Mac91 Posted June 7, 2010 Posted June 7, 2010 ^I would actually like to be pampered. How do I allow this to happen with the current guy when I have already set a precedent? Would it be weird if I suddenly didn't try and pay for my share? Well, from a guy's perspective... I'd say right now he understands you want to take care of yourself etc... if suddenly out of the blue you stop... then he might get confused... I might too. So, I'd say that if he offers to pay for the next one, then gracefully accept and thank him. If he's prepared to go dutch... then go dutch. But after, let him know why, and tell him that you do appreciate him being a gentleman, and you actually like it(him treating you out for dinner). Then, hopefully he will take a hint, and be pay for dinners(unless otherwise stated).
Knittress Posted June 7, 2010 Posted June 7, 2010 If you want him to treat you every once in a while why don't you start off by buying HIM dinner? Trading paying for dinner sets a much nicer tone, in my opinion, than splitting the bill.
Shakz Posted June 7, 2010 Posted June 7, 2010 If you want him to treat you every once in a while why don't you start off by buying HIM dinner? Trading paying for dinner sets a much nicer tone, in my opinion, than splitting the bill. Right on, the obvious solution. I don't mind going dutch if the woman asks me out. What? This happened once. Okay, so it never happened, but if it ever did I would be willing to go dutch.

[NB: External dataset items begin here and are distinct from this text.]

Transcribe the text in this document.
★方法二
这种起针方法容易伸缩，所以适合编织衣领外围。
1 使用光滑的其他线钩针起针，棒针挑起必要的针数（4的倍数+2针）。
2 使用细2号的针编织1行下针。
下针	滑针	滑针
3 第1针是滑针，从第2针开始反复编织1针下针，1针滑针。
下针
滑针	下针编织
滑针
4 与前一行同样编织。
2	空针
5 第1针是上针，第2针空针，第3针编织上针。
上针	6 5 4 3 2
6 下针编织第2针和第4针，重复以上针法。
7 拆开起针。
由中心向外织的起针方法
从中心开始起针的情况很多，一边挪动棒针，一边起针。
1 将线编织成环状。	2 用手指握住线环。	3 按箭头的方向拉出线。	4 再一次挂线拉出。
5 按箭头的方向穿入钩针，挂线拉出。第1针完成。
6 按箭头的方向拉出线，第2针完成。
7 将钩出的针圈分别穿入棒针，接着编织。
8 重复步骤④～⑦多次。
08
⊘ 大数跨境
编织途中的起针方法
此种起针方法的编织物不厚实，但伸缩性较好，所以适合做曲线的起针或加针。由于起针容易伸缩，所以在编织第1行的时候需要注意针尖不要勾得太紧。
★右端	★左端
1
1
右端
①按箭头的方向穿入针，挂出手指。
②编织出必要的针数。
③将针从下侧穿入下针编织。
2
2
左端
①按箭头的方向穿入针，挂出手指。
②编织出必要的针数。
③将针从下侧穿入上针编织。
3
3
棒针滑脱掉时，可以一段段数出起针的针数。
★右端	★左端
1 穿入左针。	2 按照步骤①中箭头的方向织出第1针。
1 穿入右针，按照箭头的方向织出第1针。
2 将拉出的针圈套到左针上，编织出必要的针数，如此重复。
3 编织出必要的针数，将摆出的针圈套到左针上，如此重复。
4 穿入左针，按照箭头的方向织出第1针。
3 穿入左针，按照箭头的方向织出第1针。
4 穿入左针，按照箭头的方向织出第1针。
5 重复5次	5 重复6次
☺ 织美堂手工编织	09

Author EmeraldHeart Posted June 7, 2010 Author Posted June 7, 2010 If we go to the movies and he pays for the movie, I pay for the snacks...even when he is the one asking if I want snacks. So, I should just say yes, step back and let him pay?
Shakz Posted June 7, 2010 Posted June 7, 2010 If we go to the movies and he pays for the movie, I pay for the snacks...even when he is the one asking if I want snacks. So, I should just say yes, step back and let him pay? Well, that's not quite the same as splitting a dinner bill, but close enough. Of course, at this point if you just say "Yes, thank you, I'll have popcorn," he'll probably ask, "What's the matter? Did you get fired?"
Author EmeraldHeart Posted June 7, 2010 Author Posted June 7, 2010 The above was just an example of the last time we were out, out and not hanging at each other's home. Haha! We are co-workers, so I can't lie and say yes! lol
ADF Posted June 7, 2010 Posted June 7, 2010 Actually, I've heard a lot of men on LS gripe about having to pay on dates--lol. Why is it off-putting? Because it isn't what we expect. Early in a relationship, a man expects to pay because it signals to the woman that he values her time and appreciates her willingness to spend it with him. Conversely, by allowing the man to pay, the woman signals to him that they are indeed on a date, and that she is at least open to the idea of a more intimate acquaintance with him in the future. When a woman insists on paying her own way, she seems to be signaling to the man that this is NOT a date, and the man shouldn't expect things to go any further in the future. Needless to say, that isn't what he wants to hear.
Els Posted June 7, 2010 Posted June 7, 2010 There's no way you can reverse it now, evidently. If he tries to pay, let him. If he expects dutch as usual - well, nothing so very wrong with that, IMO.